Le blogueur Stéphane Dion de Go-Québec.com lance une initiative intéressante et inédite (à notre connaissance) au Québec: réaliser un sondage de sortie des urnes ou “exit poll” par Internet le 26 mars prochain:
Avec l‘aide des électeurs, nous voulons déterminer les résultats des élections du 26 mars prochain avant la fermeture des bureaux de vote. Les électeurs sont invités à compléter anonymement un très court sondage par circonscription sur le choix qu‘ils ont fait.
Les résultats obtenus seront combinés avec des données des élections antérieures ainsi qu‘une projection de la répartition des votes dans les 125 circonscriptions.
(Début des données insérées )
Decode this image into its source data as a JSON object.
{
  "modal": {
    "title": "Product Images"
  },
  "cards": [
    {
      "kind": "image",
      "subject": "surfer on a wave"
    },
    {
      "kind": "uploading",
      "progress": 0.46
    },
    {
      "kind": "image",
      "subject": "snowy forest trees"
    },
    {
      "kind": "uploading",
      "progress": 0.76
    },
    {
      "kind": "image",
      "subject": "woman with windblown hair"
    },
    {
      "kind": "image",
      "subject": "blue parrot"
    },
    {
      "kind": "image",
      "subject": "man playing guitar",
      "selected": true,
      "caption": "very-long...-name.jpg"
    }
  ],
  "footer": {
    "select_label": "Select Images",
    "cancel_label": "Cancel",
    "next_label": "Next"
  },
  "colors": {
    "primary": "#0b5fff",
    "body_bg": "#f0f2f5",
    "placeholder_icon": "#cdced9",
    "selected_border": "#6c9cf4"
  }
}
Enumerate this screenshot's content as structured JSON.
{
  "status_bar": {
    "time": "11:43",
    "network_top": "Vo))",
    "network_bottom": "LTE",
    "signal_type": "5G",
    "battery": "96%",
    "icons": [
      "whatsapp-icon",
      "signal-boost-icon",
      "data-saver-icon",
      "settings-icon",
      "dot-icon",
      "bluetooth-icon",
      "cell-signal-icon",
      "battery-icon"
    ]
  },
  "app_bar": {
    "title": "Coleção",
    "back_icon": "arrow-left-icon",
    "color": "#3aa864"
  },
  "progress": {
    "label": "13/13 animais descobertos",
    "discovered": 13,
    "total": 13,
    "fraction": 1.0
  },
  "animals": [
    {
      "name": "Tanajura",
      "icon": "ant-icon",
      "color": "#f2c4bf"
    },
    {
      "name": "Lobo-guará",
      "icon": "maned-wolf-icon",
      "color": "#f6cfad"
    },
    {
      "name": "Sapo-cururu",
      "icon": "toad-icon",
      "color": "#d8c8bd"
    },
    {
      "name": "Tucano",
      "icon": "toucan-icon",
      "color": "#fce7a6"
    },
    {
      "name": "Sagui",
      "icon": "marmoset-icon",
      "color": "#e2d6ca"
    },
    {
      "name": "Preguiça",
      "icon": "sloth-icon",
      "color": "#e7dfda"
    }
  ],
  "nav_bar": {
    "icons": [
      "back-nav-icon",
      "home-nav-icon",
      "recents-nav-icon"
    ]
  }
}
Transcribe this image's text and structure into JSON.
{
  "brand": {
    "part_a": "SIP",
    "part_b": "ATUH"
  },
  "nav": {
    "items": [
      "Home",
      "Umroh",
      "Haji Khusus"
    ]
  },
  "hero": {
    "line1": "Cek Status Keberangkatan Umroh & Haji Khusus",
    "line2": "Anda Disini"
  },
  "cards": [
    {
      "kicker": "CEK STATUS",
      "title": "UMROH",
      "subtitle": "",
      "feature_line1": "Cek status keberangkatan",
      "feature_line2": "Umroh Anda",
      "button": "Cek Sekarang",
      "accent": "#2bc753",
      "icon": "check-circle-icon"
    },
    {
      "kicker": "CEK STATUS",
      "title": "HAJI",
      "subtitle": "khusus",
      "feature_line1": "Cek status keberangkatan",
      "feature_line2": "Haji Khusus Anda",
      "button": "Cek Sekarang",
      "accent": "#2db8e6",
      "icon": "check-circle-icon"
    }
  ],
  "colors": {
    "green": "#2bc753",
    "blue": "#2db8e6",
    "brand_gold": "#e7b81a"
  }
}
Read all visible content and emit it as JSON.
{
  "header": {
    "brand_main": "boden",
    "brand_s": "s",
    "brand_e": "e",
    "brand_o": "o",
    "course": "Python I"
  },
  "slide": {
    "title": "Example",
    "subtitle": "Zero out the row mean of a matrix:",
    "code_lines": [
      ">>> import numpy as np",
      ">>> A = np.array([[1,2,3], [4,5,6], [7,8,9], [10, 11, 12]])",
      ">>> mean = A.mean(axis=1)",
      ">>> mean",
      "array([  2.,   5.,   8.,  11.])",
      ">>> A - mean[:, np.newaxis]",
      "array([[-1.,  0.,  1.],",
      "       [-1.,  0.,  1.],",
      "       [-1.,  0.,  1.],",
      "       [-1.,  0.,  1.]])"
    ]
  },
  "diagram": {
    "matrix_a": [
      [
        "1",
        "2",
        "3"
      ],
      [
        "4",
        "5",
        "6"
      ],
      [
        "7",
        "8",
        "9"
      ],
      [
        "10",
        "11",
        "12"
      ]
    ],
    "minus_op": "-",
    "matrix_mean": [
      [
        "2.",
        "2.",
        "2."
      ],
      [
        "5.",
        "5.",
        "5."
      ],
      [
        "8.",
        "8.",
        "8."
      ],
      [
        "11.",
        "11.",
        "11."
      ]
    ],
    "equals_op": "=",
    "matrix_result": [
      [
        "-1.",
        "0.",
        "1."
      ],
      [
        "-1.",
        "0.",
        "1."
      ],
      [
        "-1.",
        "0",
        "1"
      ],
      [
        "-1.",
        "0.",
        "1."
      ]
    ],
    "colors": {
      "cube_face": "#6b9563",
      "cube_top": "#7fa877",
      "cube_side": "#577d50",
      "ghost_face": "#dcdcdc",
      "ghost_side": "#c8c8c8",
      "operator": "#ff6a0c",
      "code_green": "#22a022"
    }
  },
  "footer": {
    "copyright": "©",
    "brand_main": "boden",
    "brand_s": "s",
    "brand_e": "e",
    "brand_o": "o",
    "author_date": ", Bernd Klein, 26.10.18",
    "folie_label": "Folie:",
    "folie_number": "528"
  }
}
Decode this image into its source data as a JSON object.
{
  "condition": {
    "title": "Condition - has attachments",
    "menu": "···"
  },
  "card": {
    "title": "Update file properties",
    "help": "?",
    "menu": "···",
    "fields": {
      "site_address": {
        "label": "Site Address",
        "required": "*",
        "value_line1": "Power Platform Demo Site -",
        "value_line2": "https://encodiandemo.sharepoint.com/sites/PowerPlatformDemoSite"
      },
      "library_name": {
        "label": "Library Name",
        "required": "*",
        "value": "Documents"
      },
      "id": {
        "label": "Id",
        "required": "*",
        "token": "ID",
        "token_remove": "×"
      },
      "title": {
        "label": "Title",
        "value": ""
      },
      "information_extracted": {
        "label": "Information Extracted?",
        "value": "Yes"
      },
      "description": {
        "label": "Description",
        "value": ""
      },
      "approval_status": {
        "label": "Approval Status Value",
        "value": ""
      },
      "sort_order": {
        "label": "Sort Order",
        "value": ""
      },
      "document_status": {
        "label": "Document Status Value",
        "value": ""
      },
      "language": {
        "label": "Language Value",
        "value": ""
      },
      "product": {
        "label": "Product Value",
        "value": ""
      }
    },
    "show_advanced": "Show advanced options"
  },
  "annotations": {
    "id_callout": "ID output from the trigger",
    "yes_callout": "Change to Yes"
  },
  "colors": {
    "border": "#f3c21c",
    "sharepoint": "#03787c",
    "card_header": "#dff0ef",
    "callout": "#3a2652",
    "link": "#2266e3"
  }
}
La tendance des votes dans une circonscription permettra de déclarer un candidat élu.
Un sondage de sortie des urnes est un sondage réalisé immédiatement après que les électeurs aient quitté le bureau de vote et où, contrairement aux sondages d‘opinion où l‘on questionne les répondants sur leurs intentions de vote, on demande aux répondants l‘identité du candidat ou du parti pour lequel ils ont réellement voté. Pour de plus amples renseignements sur la méthodologie employée lors du sondage de sortie des urnes réalisé pour les principaux réseaux télé américains lors des élections de mi-mandat aux États-Unis en 2006, nous vous invitons à lire ce billet (en anglais) de Mark Blumenthal sur pollster.com.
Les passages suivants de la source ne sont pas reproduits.